Kinderalimentatie en jongmeerderjarige kinderen

Ouders zijn wettelijk verplicht om hun kinderen tot 21 jaar te onderhouden en moeten voorzien in de kosten van levensonderhoud en studie van hun kinderen dmv kinderalimentatie. Over deze onderhoudsplicht bestaan bij gescheiden ouders misverstanden.

Kinderalimentatie: van rechtswege

Als een kind 18 jaar en hierdoor meerderjarig wordt, wordt de verschuldigde kinderalimentatie aan de ouder van rechtswege omgezet in een door de ouder aan het kind verschuldigde bijdrage in de kosten van levensonderhoud en studie. Bij scheiding kunnen ouders hebben afgesproken dat de ouder die het bedrag is verschuldigd toch aan de andere ouder blijft voldoen zolang het kind thuis woont.

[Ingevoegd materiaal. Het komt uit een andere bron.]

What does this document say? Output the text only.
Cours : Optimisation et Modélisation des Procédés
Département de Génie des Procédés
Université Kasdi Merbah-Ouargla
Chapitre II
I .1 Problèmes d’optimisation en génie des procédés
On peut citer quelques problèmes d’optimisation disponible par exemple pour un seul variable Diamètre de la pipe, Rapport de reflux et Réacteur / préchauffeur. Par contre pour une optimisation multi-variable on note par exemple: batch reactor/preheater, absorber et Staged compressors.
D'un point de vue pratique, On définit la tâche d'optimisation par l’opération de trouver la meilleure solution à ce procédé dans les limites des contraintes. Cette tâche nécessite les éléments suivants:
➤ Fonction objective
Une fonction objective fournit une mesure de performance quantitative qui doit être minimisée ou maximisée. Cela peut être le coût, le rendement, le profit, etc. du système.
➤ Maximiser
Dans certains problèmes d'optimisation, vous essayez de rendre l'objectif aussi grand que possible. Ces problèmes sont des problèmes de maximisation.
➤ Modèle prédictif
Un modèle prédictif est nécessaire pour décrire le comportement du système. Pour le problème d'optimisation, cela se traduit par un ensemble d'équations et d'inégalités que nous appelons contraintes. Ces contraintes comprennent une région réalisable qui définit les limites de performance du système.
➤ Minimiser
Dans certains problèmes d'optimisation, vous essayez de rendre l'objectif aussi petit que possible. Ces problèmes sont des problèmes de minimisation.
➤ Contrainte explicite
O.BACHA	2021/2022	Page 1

Kosten van levensonderhoud en studie

Met kosten van levensonderhoud en studie wordt hetzelfde bedoeld als met kosten van opvoeding en verzorging die de ouder van de andere ouder ontvangt zolang het kind minderjarig is en nog bij hem of haar woont. Het bedrag aan levensonderhoud en studie wordt telkens volgens wettelijke indexering jaarlijks op 1 januari verhoogd net als het bedrag aan kinderalimentatie dat tot 18-jarige leeftijd is verschuldigd.

Normen voor behoefte

Voor minderjarige kinderen tot 18 jaar is een berekeningssysteem ontwikkeld om de behoefte van het kind vast te stellen, zogenaamde Tremanormen, gebaseerd op NIBUD-tabellen kosten kinderen. Zolang een kind 18 tot 21 jaar is en nog voortgezet onderwijs volgt, kan het bedrag dat voorheen is voldaan, na het bereiken van 18 jaar worden gehanteerd.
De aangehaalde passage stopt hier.